Adam Rhew, director of communications for Charlotte Center City Partners, also said he expected retail growth to follow the residential growth in the area soon.
“We have had tremendous investment in the residential area in uptown with the SkyHouse apartments and SkyHouse 2 announced,” Rhew said. “We have had billions of dollars invested in that area since the Blue Line transit project was announced.”
Rhew said many millennials, including himself, who lived in uptown were drawn by the walkable urban core as a place to live, work and shop all in one area.

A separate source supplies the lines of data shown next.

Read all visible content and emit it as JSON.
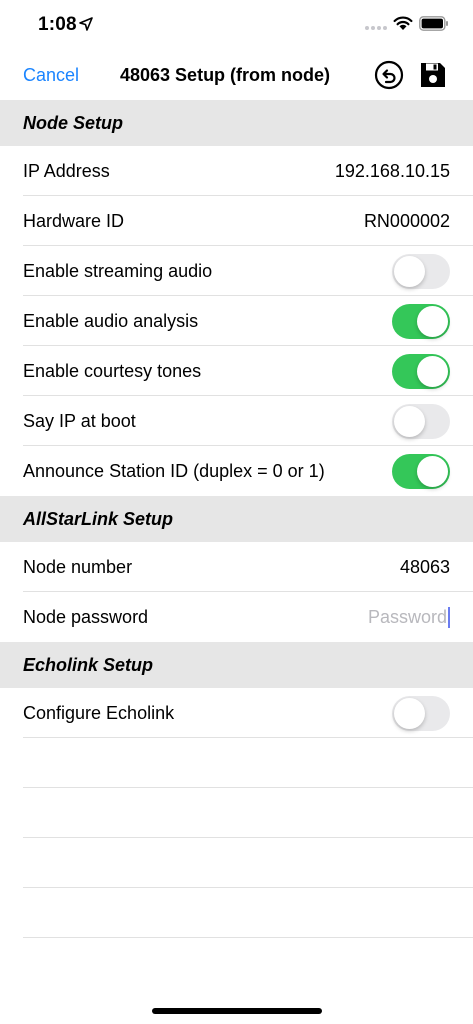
{
  "status_bar": {
    "time": "1:08",
    "icons": [
      "location-arrow-icon",
      "signal-icon",
      "wifi-icon",
      "battery-icon"
    ]
  },
  "nav": {
    "cancel_label": "Cancel",
    "title": "48063 Setup (from node)",
    "icons": [
      "undo-icon",
      "save-icon"
    ]
  },
  "colors": {
    "accent": "#1a84ff",
    "toggle_on": "#34c759",
    "toggle_off": "#e9e9eb",
    "section_bg": "#e6e6e6"
  },
  "sections": {
    "node": {
      "title": "Node Setup",
      "ip_label": "IP Address",
      "ip_value": "192.168.10.15",
      "hw_label": "Hardware ID",
      "hw_value": "RN000002",
      "streaming_label": "Enable streaming audio",
      "streaming_on": false,
      "analysis_label": "Enable audio analysis",
      "analysis_on": true,
      "courtesy_label": "Enable courtesy tones",
      "courtesy_on": true,
      "sayip_label": "Say IP at boot",
      "sayip_on": false,
      "announce_label": "Announce Station ID (duplex = 0 or 1)",
      "announce_on": true
    },
    "allstar": {
      "title": "AllStarLink Setup",
      "node_number_label": "Node number",
      "node_number_value": "48063",
      "password_label": "Node password",
      "password_value": "",
      "password_placeholder": "Password"
    },
    "echolink": {
      "title": "Echolink Setup",
      "configure_label": "Configure Echolink",
      "configure_on": false
    }
  }
}
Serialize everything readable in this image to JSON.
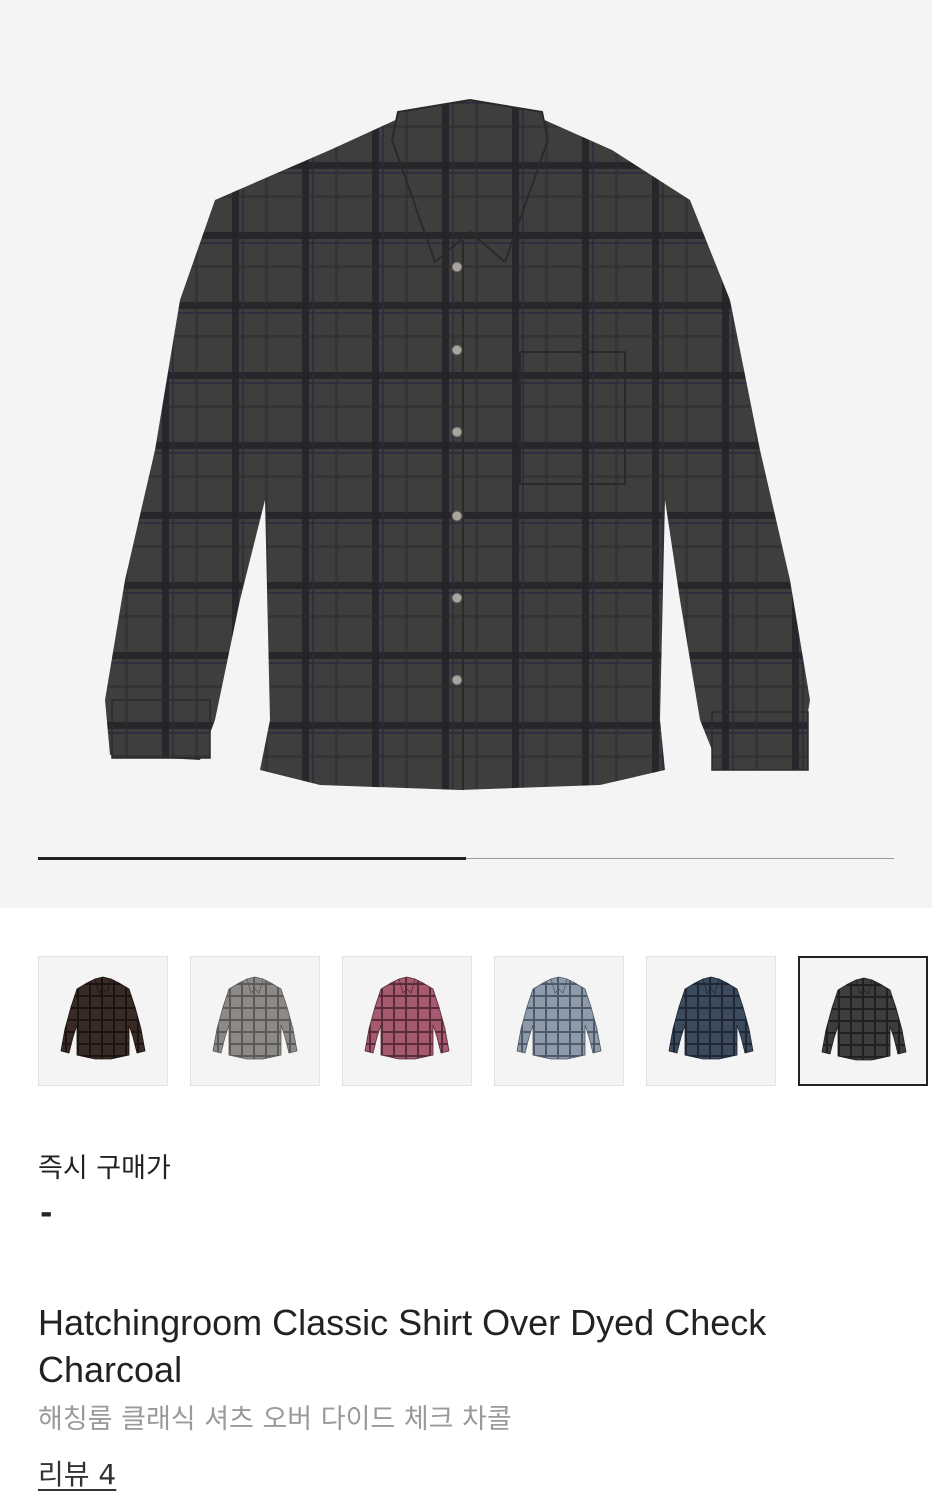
{
  "gallery": {
    "main_image": "charcoal-check-shirt",
    "slide_progress": 0.5,
    "swatches": [
      {
        "name": "brown",
        "color": "#3a2a25",
        "line": "#1c1411"
      },
      {
        "name": "grey",
        "color": "#8c8986",
        "line": "#5c5a58"
      },
      {
        "name": "pink",
        "color": "#a55a70",
        "line": "#5a2c3a"
      },
      {
        "name": "light-blue",
        "color": "#8d9aa9",
        "line": "#4f5a68"
      },
      {
        "name": "navy",
        "color": "#3c4a5e",
        "line": "#1f2735"
      },
      {
        "name": "charcoal",
        "color": "#3d3e3c",
        "line": "#1f1f24",
        "selected": true
      }
    ]
  },
  "price": {
    "label": "즉시 구매가",
    "value": "-"
  },
  "product": {
    "title_en": "Hatchingroom Classic Shirt Over Dyed Check Charcoal",
    "title_ko": "해칭룸 클래식 셔츠 오버 다이드 체크 차콜",
    "review_label": "리뷰 4"
  }
}
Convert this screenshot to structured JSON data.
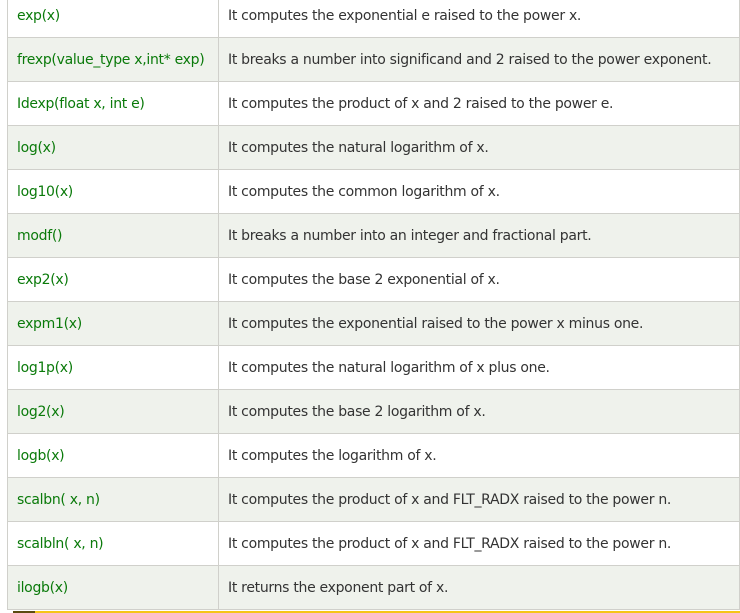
{
  "rows": [
    {
      "fn": "exp(x)",
      "desc": "It computes the exponential e raised to the power x."
    },
    {
      "fn": "frexp(value_type x,int* exp)",
      "desc": "It breaks a number into significand and 2 raised to the power exponent."
    },
    {
      "fn": "Idexp(float x, int e)",
      "desc": "It computes the product of x and 2 raised to the power e."
    },
    {
      "fn": "log(x)",
      "desc": "It computes the natural logarithm of x."
    },
    {
      "fn": "log10(x)",
      "desc": "It computes the common logarithm of x."
    },
    {
      "fn": "modf()",
      "desc": "It breaks a number into an integer and fractional part."
    },
    {
      "fn": "exp2(x)",
      "desc": "It computes the base 2 exponential of x."
    },
    {
      "fn": "expm1(x)",
      "desc": "It computes the exponential raised to the power x minus one."
    },
    {
      "fn": "log1p(x)",
      "desc": "It computes the natural logarithm of x plus one."
    },
    {
      "fn": "log2(x)",
      "desc": "It computes the base 2 logarithm of x."
    },
    {
      "fn": "logb(x)",
      "desc": "It computes the logarithm of x."
    },
    {
      "fn": "scalbn( x, n)",
      "desc": "It computes the product of x and FLT_RADX raised to the power n."
    },
    {
      "fn": "scalbln( x, n)",
      "desc": "It computes the product of x and FLT_RADX raised to the power n."
    },
    {
      "fn": "ilogb(x)",
      "desc": "It returns the exponent part of x."
    }
  ]
}
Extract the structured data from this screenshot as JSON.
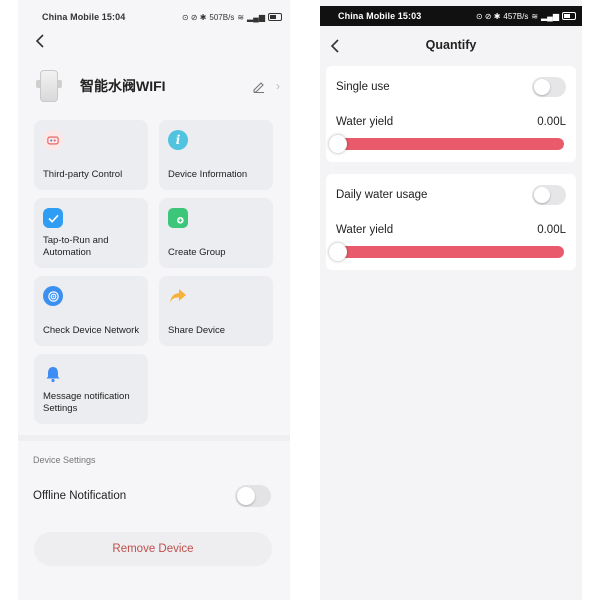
{
  "left": {
    "status": {
      "carrier": "China Mobile 15:04",
      "speed": "507B/s"
    },
    "device_name": "智能水阀WIFI",
    "tiles": [
      {
        "label": "Third-party Control",
        "icon": "third-party-control-icon",
        "color": "#e86a6a"
      },
      {
        "label": "Device Information",
        "icon": "info-icon",
        "color": "#4fc3e0"
      },
      {
        "label": "Tap-to-Run and Automation",
        "icon": "automation-check-icon",
        "color": "#2f9df4"
      },
      {
        "label": "Create Group",
        "icon": "create-group-icon",
        "color": "#3cc67a"
      },
      {
        "label": "Check Device Network",
        "icon": "network-check-icon",
        "color": "#3b8ff0"
      },
      {
        "label": "Share Device",
        "icon": "share-arrow-icon",
        "color": "#f5b23c"
      },
      {
        "label": "Message notification Settings",
        "icon": "bell-icon",
        "color": "#3d8df5"
      }
    ],
    "section_title": "Device Settings",
    "offline_notification": {
      "label": "Offline Notification",
      "enabled": false
    },
    "remove_label": "Remove Device",
    "remove_color": "#c0504d"
  },
  "right": {
    "status": {
      "carrier": "China Mobile 15:03",
      "speed": "457B/s"
    },
    "title": "Quantify",
    "cards": [
      {
        "toggle_label": "Single use",
        "enabled": false,
        "yield_label": "Water yield",
        "value": "0.00L",
        "fill": 0
      },
      {
        "toggle_label": "Daily water usage",
        "enabled": false,
        "yield_label": "Water yield",
        "value": "0.00L",
        "fill": 0
      }
    ],
    "slider_color": "#e95a6c"
  }
}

He said he walked to the grocery store and was very excited when the Whole Foods project for uptown was announced by Crescent Communities earlier this year.
“That’s going to be my grocery store,” Rhew said. “But Chris and I also see opportunities to go after women’s clothing stores, accessories shops and even makeup boutiques in uptown retail spaces. For our generation, it is also very much about authentic retail options. One of the reasons that Anthropologie (in South End) has been very successful is because it is that authentic kind of shopping where you can interact with the employees and they curate that kind of merchandise that is real. It isn’t such a big-box, corporate kind of experience.”
But as with most other recruitment efforts around the city, Hemans said that talks between potential retailers and the city on possible incentives are ongoing.
“Providing an incentive or even $1 million for a retailer isn’t enough of a reason for them to move into uptown these days,” Hemans said. “It takes more than that, so we are having those talks with the city.”
Hemans declined to name any specific retailers the city was courting. He reiterated that the focus is on not just monetary incentives, but on making sure there are spaces in uptown that are attractive to retailers.